What’s a Grinder?
I am a simple guy who finds joy in simple things. So, as I sat at the breakfast table the other day with my 16-year-old daughter and had the opportunity to bring together my love of hockey with some friendly parenting advice (that invariably ends up being her teaching me a lesson) I felt giddy. It started with Ellie saying, “Do you know what I find kind of annoying?” A question, given her age, that could have infinite answers, I replied, “Do tell.” With a fair amount of frustration in her voice she replied, “People who don’t have to study hard in math and still somehow they get A’s.” I am certain some look indicating I was about to give her a lecture flashed across my face because she tried to flee as fast as she made that remark, but I caught her and she agreed to hear me out.

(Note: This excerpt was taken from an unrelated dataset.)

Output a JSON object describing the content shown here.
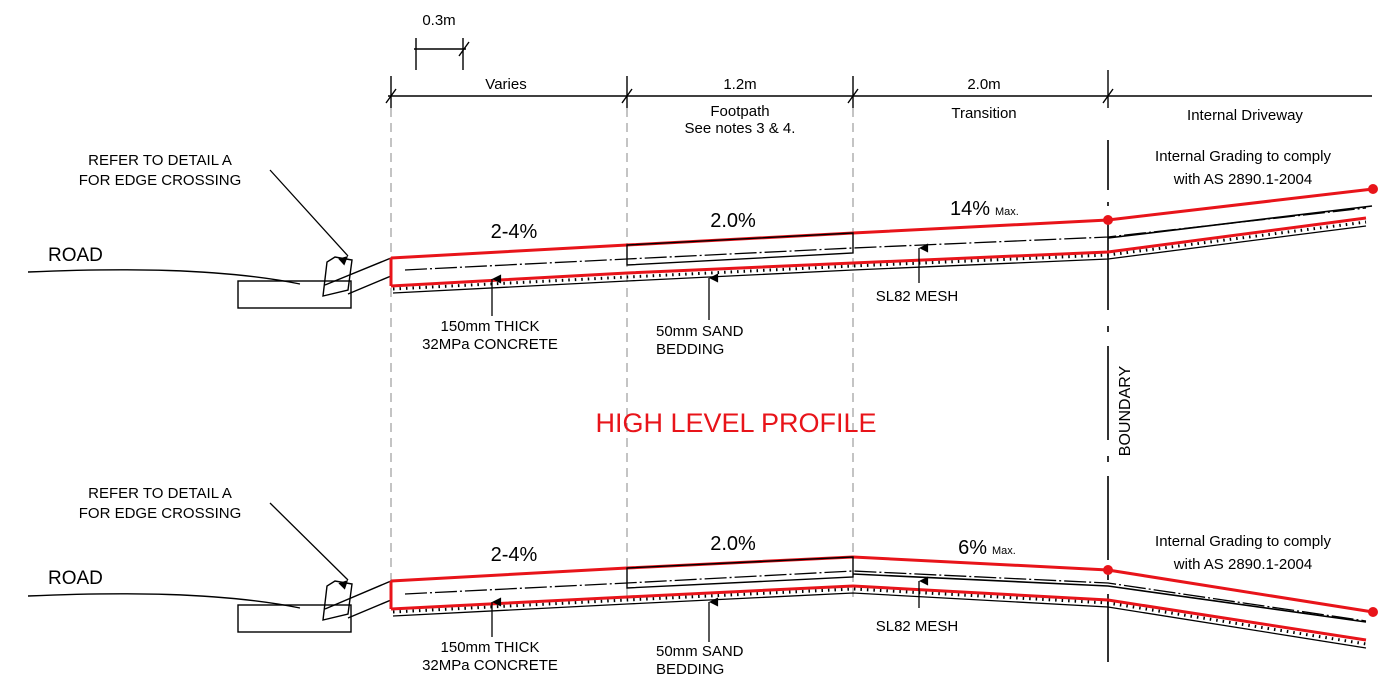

So, I begin to tell her….”in hockey (yes the greatest sport ever) there is a role that ranks right up there with the goal-scorers, the stalwart goalie, and the tough-guy fighters, but yet maybe you’ve never heard of this role. It is the “grinder.” Most grinders will never acknowledge the role because bringing attention to oneself flies in the face of being a grinder. The grinder is the guy who isn’t the best skater, certainly not the best stick handler, rarely scores, and is not the biggest/fastest/strongest guy on the team, oh and he is most often the guy who sports the worst haircut.
But the grinder, he is the guy who never gives up, who goes into the corner knowing he is likely to get hit hard, the guy who will chase after that little rubber puck and anyone on who isn’t on his team possessing the biscuit with a determination second to none. The grinder is a “blue-collar, lunch pail, time-clock punching” kind of guy.” In Ellie’s world, a grinder is a classmate who is going to have to study as hard as they can to hopefully pull a B on the math test.

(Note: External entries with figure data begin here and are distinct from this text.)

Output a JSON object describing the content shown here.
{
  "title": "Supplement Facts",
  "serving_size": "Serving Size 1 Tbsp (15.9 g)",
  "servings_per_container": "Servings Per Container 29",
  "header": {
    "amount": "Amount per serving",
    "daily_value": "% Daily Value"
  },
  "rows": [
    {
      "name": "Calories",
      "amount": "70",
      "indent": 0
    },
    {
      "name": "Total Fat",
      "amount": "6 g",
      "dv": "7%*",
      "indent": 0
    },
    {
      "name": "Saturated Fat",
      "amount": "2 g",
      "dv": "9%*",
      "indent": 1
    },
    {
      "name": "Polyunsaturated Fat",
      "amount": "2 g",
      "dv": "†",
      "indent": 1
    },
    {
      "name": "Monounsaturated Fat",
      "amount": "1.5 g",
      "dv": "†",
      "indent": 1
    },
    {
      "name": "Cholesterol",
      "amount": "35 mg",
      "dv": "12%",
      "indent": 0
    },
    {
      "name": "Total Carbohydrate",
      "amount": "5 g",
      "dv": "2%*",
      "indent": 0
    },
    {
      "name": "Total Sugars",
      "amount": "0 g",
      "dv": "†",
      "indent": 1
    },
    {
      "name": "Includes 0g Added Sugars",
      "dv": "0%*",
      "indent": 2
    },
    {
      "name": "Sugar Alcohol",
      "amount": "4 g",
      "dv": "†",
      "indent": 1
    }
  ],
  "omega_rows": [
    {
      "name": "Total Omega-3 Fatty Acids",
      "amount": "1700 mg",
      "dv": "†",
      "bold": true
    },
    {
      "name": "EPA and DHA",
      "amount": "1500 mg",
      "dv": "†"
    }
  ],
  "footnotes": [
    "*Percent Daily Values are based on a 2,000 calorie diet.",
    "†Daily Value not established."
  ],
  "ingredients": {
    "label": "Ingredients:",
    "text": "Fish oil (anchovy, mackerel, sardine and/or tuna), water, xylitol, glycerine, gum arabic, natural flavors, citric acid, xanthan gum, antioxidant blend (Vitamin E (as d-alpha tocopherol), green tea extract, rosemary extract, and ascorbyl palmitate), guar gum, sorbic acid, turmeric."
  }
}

I also think of the grinder when I think about the guys we’ve met here at Face It who learn to best cope with the feelings of depression and anxiety they experience. These are the guys who accept that at times life can be quite difficult, whether that is circumstantial or one of those times when they find themselves depressed for no easily identifiable reason. What I watch these guys do when they’re struggling is to roll up their sleeves and go to work. They’ve come to learn there are often no easy quick fixes, but rather they dig out their journal and start writing. They dust off the phone list and make a call to another guy who gets it. They take a step back and realize that while life is hard right now, they still have much to be thankful for. They battle the flood of negative thoughts that wants to take over by challenging these unwelcomed beliefs and reframing them toward the positive.

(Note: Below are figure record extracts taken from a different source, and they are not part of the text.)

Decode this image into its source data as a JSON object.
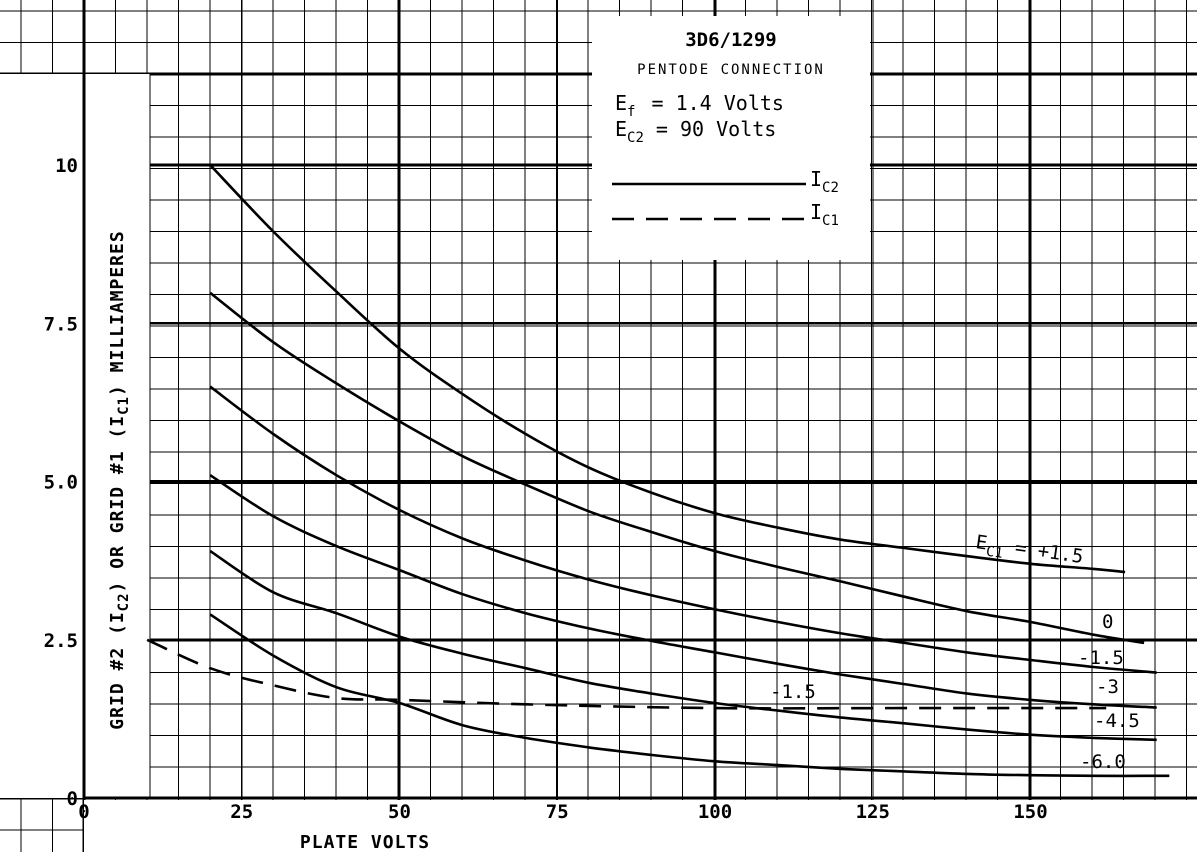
{
  "chart_data": {
    "type": "line",
    "title": "3D6/1299",
    "subtitle": "PENTODE CONNECTION",
    "conditions": [
      {
        "symbol": "E",
        "sub": "f",
        "text": "= 1.4 Volts"
      },
      {
        "symbol": "E",
        "sub": "C2",
        "text": "=  90 Volts"
      }
    ],
    "legend": [
      {
        "style": "solid",
        "symbol": "I",
        "sub": "C2"
      },
      {
        "style": "dashed",
        "symbol": "I",
        "sub": "C1"
      }
    ],
    "legend_position": "top-right",
    "xlabel": "PLATE VOLTS",
    "ylabel": "GRID #2 (I",
    "ylabel_sub1": "C2",
    "ylabel_mid": ") OR GRID #1 (I",
    "ylabel_sub2": "C1",
    "ylabel_end": ") MILLIAMPERES",
    "xlim": [
      0,
      175
    ],
    "ylim": [
      0,
      11.5
    ],
    "xticks": [
      "0",
      "25",
      "50",
      "75",
      "100",
      "125",
      "150"
    ],
    "yticks": [
      "0",
      "2.5",
      "5.0",
      "7.5",
      "10"
    ],
    "xtick_values": [
      0,
      25,
      50,
      75,
      100,
      125,
      150
    ],
    "ytick_values": [
      0,
      2.5,
      5.0,
      7.5,
      10
    ],
    "grid": true,
    "series": [
      {
        "name": "E C1 = +1.5",
        "label_main": "E",
        "label_sub": "C1",
        "label_rest": " = +1.5",
        "style": "solid",
        "x": [
          20,
          30,
          40,
          50,
          60,
          70,
          80,
          90,
          100,
          110,
          120,
          130,
          140,
          150,
          160,
          165
        ],
        "y": [
          10.0,
          8.95,
          8.0,
          7.1,
          6.38,
          5.75,
          5.22,
          4.82,
          4.5,
          4.27,
          4.08,
          3.95,
          3.82,
          3.7,
          3.62,
          3.57
        ]
      },
      {
        "name": "0",
        "label_main": "0",
        "style": "solid",
        "x": [
          20,
          30,
          40,
          50,
          60,
          70,
          80,
          90,
          100,
          110,
          120,
          130,
          140,
          150,
          160,
          168
        ],
        "y": [
          7.98,
          7.2,
          6.55,
          5.95,
          5.4,
          4.95,
          4.53,
          4.2,
          3.9,
          3.65,
          3.42,
          3.18,
          2.95,
          2.78,
          2.58,
          2.45
        ]
      },
      {
        "name": "-1.5",
        "label_main": "-1.5",
        "style": "solid",
        "x": [
          20,
          30,
          40,
          50,
          60,
          70,
          80,
          90,
          100,
          110,
          120,
          130,
          140,
          150,
          160,
          170
        ],
        "y": [
          6.5,
          5.75,
          5.1,
          4.55,
          4.1,
          3.75,
          3.45,
          3.2,
          2.98,
          2.78,
          2.6,
          2.45,
          2.3,
          2.18,
          2.07,
          1.98
        ]
      },
      {
        "name": "-3",
        "label_main": "-3",
        "style": "solid",
        "x": [
          20,
          30,
          40,
          50,
          60,
          70,
          80,
          90,
          100,
          110,
          120,
          130,
          140,
          150,
          160,
          170
        ],
        "y": [
          5.1,
          4.45,
          3.98,
          3.6,
          3.22,
          2.92,
          2.68,
          2.48,
          2.3,
          2.12,
          1.95,
          1.8,
          1.65,
          1.55,
          1.48,
          1.43
        ]
      },
      {
        "name": "-4.5",
        "label_main": "-4.5",
        "style": "solid",
        "x": [
          20,
          30,
          40,
          50,
          60,
          70,
          80,
          90,
          100,
          110,
          120,
          130,
          140,
          150,
          160,
          170
        ],
        "y": [
          3.9,
          3.25,
          2.92,
          2.55,
          2.28,
          2.05,
          1.82,
          1.65,
          1.5,
          1.38,
          1.27,
          1.18,
          1.08,
          1.0,
          0.95,
          0.92
        ]
      },
      {
        "name": "-6.0",
        "label_main": "-6.0",
        "style": "solid",
        "x": [
          20,
          30,
          40,
          50,
          60,
          70,
          80,
          90,
          100,
          110,
          120,
          130,
          140,
          150,
          160,
          172
        ],
        "y": [
          2.9,
          2.25,
          1.75,
          1.5,
          1.15,
          0.95,
          0.8,
          0.68,
          0.58,
          0.52,
          0.46,
          0.42,
          0.38,
          0.36,
          0.35,
          0.35
        ]
      },
      {
        "name": "I C1 at E C1 = -1.5",
        "label_main": "-1.5",
        "style": "dashed",
        "x": [
          10,
          20,
          30,
          40,
          50,
          70,
          100,
          130,
          162
        ],
        "y": [
          2.5,
          2.05,
          1.78,
          1.58,
          1.55,
          1.48,
          1.42,
          1.42,
          1.42
        ]
      }
    ]
  }
}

In other words, they grind. They work, they push, and they keep trying even when everything in their body tells them to quit, all the while knowing there won’t be a ticker-tape parade waiting for them just because they put in effort to help themselves. I have also seen (and certainly learned for myself) is that in this approach one can appreciate that they are far stronger than they ever thought they were. You learn that just maybe some of life’s “challenges” are life’s rich gifts that help us grow. You learn you don’t always need acknowledgment from others to find you are a good person. And you learn the patience to see that life, with all the good and the not so good, is just life and you can indeed frame it up to be better than your depression would have you believe!